Looking at such developments, many in Brussels conclude that Bulgaria, Romania and Croatia, the newest EU members, should not have been allowed to join before fixing their problems with corruption and rule of law—and that the entire Central European enlargement might have been a mistake. Financial Times editor Wolfgang Munchau has called it a “catastrophic error.”
Yet such comments do not address the huge political and economic cost a hypothetical non-enlargement would have entailed. More important, citizens are not taking authoritarianism and corruption sitting down: Protest demonstrations, several hundred thousand strong, have taken place in Warsaw, Budapest, Bratislava and Bucharest, hindering further deterioration. In Kiev, during the overthrow of the Russian stooge Yanukovych in 2014, people actually died in defense of the EU flag. Would anybody do that in Brussels? Hardly—and not only because Belgium is paralyzed by a structural, if nonviolent, ethnic conflict between Walloons and Flemish that would make any Balkan nationalist proud.
It is true that as things stand today, Poland and Hungary would not have been admitted into the EU for reasons of authoritarianism (Brussels is suing Poland in the European Court for breach of EU values). But the problem is not confined to those nations. The EU itself has been shaken to the core by a political crisis that has nothing to do with Central Europe but is a consequence of mass migration and the ensuing changes in the continent’s ethnic makeup. Those developments have brought unsavory parties to power not only in new member states but also in founding members such as Italy. In Austria, the same party whose rise in 2000 made the EU boycott the country is in power again there, unchanged. (Brussels hasn’t even symbolically wagged a finger this time; goalposts have apparently shifted.) Member states have shown a striking lack of solidarity in responding to these developments; Central European states have shamefully contributed to this failure, but they did not create it.
And the Jews in all of this? They are attacked, as European tradition has it, by the right for nationalist reasons and by the left for “progressive” ones. The Simon Wiesenthal Center sent a letter to Croatia’s President Kolinda Grabar-Kitarovic this year condemning her for fueling Holocaust revisionism and whitewashing the war crimes of the wartime Ustasha regime. Israel’s Diaspora Ministry, using a system that monitors social media, says Bucharest ranks third among world cities in the number of anti-Semitic messages posted on social media. Yet Israeli government reaction to the populist wave has hardly been consistent: Prime Minister Benjamin Netanyahu maintains cordial relations with Poland, Hungary and Lithuania, notwithstanding these countries’ attempts to deny any responsibility for the Shoah—as long as they support Israel in the EU and at the United Nations.
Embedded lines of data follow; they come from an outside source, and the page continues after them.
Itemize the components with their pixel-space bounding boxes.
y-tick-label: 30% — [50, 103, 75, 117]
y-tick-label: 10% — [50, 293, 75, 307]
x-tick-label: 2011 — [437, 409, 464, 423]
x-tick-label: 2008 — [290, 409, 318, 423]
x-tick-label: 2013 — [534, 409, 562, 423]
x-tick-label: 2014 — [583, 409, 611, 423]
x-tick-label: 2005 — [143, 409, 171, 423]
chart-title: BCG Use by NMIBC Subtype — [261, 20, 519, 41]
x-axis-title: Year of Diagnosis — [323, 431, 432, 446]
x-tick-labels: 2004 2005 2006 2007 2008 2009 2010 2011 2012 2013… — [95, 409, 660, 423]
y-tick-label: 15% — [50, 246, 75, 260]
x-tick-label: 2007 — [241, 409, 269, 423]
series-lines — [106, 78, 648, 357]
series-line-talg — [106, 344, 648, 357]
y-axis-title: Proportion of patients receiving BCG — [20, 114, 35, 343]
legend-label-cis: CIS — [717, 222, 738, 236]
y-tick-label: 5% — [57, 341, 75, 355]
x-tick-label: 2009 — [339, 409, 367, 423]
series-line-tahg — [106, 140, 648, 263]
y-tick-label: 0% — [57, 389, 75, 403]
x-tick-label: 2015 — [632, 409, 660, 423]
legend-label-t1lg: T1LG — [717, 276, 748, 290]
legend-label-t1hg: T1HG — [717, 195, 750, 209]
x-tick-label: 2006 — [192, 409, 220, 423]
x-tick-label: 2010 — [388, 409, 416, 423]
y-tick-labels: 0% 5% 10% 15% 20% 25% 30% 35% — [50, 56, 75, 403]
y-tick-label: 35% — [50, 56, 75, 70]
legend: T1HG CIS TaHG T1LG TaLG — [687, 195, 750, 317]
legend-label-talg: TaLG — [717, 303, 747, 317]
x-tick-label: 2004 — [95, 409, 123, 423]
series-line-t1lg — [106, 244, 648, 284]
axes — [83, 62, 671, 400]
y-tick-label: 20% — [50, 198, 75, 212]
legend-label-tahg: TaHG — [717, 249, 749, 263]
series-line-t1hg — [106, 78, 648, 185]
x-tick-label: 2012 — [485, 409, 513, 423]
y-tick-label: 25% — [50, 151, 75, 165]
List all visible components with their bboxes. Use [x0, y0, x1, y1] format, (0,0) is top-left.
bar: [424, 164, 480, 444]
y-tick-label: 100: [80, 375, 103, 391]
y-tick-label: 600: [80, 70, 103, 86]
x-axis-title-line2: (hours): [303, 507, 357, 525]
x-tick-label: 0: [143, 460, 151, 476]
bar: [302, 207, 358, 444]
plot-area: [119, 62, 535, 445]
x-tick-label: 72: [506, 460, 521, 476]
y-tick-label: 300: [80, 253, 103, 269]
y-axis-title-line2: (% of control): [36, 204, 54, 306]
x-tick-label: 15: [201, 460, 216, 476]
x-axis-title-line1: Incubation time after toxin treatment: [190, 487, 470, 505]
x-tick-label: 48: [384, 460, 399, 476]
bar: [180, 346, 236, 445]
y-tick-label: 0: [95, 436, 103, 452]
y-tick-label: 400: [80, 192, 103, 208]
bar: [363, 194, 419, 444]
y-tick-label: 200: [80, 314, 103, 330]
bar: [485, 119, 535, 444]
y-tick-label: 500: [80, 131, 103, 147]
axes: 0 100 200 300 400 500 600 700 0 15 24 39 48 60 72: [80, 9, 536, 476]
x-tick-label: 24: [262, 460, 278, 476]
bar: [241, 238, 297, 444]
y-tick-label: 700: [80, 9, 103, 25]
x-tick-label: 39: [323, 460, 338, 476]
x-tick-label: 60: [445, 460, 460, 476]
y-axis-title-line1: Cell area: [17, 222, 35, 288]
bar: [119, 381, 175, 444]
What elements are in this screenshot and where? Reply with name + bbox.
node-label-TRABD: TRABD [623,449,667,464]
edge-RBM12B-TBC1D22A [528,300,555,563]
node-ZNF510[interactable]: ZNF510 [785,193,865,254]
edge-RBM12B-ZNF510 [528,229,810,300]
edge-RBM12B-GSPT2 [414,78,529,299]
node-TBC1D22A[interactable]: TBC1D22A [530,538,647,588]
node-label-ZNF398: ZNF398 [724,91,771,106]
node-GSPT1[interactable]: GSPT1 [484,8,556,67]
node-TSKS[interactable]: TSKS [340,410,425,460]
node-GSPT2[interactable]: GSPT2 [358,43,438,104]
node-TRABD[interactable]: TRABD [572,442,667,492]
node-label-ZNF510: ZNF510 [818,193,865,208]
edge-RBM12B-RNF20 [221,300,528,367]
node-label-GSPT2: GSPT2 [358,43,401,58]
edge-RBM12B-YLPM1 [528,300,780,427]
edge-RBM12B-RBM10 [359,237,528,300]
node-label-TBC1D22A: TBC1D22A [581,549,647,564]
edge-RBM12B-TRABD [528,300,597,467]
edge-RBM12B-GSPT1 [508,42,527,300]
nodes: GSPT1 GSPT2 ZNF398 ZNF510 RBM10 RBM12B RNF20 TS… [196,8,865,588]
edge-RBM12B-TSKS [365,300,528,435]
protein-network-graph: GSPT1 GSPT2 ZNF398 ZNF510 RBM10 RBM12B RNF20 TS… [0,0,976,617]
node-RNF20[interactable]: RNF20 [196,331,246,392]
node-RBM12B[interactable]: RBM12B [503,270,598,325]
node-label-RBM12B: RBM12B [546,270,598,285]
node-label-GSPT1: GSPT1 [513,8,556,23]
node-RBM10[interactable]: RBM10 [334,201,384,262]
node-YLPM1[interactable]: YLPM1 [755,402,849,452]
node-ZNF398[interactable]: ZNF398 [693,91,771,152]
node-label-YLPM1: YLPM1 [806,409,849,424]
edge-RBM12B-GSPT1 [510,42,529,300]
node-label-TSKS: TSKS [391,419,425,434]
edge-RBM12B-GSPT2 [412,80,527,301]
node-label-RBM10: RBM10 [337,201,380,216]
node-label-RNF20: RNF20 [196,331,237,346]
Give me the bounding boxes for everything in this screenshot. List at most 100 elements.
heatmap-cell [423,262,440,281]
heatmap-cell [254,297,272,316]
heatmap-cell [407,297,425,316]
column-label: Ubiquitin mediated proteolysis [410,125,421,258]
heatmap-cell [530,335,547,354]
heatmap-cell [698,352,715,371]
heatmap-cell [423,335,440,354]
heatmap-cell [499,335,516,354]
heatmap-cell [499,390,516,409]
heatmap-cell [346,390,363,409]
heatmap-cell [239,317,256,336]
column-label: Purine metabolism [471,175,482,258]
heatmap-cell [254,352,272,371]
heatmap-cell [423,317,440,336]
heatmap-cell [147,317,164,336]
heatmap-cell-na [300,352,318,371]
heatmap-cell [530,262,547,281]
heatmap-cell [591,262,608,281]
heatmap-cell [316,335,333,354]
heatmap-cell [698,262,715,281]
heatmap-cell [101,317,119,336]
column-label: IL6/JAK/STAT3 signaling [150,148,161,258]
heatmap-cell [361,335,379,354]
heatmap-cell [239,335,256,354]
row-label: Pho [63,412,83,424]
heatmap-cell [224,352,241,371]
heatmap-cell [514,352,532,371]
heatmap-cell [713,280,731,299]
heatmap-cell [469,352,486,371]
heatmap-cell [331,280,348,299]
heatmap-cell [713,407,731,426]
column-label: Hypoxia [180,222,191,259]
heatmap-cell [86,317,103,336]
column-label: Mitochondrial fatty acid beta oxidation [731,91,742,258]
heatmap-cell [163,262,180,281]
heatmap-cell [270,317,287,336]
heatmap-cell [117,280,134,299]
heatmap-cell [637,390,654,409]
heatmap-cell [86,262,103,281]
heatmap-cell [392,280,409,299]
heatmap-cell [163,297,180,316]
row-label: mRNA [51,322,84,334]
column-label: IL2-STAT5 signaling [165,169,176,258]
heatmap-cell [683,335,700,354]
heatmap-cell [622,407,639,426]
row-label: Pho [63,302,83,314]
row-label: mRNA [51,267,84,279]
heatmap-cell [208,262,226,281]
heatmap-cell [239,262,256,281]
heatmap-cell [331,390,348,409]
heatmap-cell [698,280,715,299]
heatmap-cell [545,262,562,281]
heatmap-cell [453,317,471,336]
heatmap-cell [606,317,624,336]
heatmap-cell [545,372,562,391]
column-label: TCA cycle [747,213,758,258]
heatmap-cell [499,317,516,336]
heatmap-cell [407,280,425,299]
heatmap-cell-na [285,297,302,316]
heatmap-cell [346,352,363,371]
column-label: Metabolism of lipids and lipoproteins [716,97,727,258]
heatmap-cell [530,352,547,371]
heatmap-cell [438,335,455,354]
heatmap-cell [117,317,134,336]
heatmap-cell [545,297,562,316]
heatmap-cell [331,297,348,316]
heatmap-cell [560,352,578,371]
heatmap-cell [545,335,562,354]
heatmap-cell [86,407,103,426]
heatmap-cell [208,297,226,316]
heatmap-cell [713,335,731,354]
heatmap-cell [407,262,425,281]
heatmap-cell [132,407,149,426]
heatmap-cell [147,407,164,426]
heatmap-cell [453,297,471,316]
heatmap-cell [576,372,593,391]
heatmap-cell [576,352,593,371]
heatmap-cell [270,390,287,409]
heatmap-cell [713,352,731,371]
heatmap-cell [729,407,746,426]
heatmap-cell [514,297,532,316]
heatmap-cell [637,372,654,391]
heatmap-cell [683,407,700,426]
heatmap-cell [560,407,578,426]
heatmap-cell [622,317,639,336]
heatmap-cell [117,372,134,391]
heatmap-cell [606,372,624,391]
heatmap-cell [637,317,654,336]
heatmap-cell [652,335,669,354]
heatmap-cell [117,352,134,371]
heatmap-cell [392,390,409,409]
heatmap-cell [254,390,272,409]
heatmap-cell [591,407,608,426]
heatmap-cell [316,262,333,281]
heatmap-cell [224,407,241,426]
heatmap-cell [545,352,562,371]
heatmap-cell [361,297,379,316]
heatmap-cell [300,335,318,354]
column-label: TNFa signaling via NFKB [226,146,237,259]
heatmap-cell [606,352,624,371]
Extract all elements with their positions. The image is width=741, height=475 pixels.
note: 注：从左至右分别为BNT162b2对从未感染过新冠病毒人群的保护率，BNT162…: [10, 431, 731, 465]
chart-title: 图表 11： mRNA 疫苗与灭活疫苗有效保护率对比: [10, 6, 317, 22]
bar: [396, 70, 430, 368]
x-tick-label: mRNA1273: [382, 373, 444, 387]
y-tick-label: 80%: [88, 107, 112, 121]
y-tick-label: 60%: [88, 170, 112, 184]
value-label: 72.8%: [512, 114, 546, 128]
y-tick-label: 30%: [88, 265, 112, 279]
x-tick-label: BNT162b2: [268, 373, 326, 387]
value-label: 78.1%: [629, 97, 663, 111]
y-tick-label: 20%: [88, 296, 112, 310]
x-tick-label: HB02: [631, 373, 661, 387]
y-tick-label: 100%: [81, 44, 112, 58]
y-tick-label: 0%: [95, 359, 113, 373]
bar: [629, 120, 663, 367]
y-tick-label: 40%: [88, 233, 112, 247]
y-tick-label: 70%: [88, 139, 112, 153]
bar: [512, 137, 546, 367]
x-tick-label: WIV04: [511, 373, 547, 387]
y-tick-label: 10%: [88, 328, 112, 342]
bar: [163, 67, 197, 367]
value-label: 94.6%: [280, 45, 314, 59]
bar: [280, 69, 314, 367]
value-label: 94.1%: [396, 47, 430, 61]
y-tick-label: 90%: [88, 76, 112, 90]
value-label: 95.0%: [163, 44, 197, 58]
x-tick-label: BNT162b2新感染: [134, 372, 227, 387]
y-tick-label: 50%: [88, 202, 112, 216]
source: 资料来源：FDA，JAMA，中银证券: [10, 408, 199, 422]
If the trouble with Europe were Poland and Hungary alone, or even Eastern Europe generally, one could sigh and say that this is the price they pay for being on the historical periphery; they’ll have to catch up or be left behind. But it seems that the trouble with Europe is Europe itself. The solution, depending on whom you ask, is either more Europe or less. Either the continent will politically integrate and somehow eschew the nationalisms so many of its citizens now favor, or it will follow these nationalisms and significantly dismantle the structure that, since World War II, has kept it from tearing itself apart.
Konstanty Gebert is a columnist with the leading Polish daily Gazeta Wyborcza.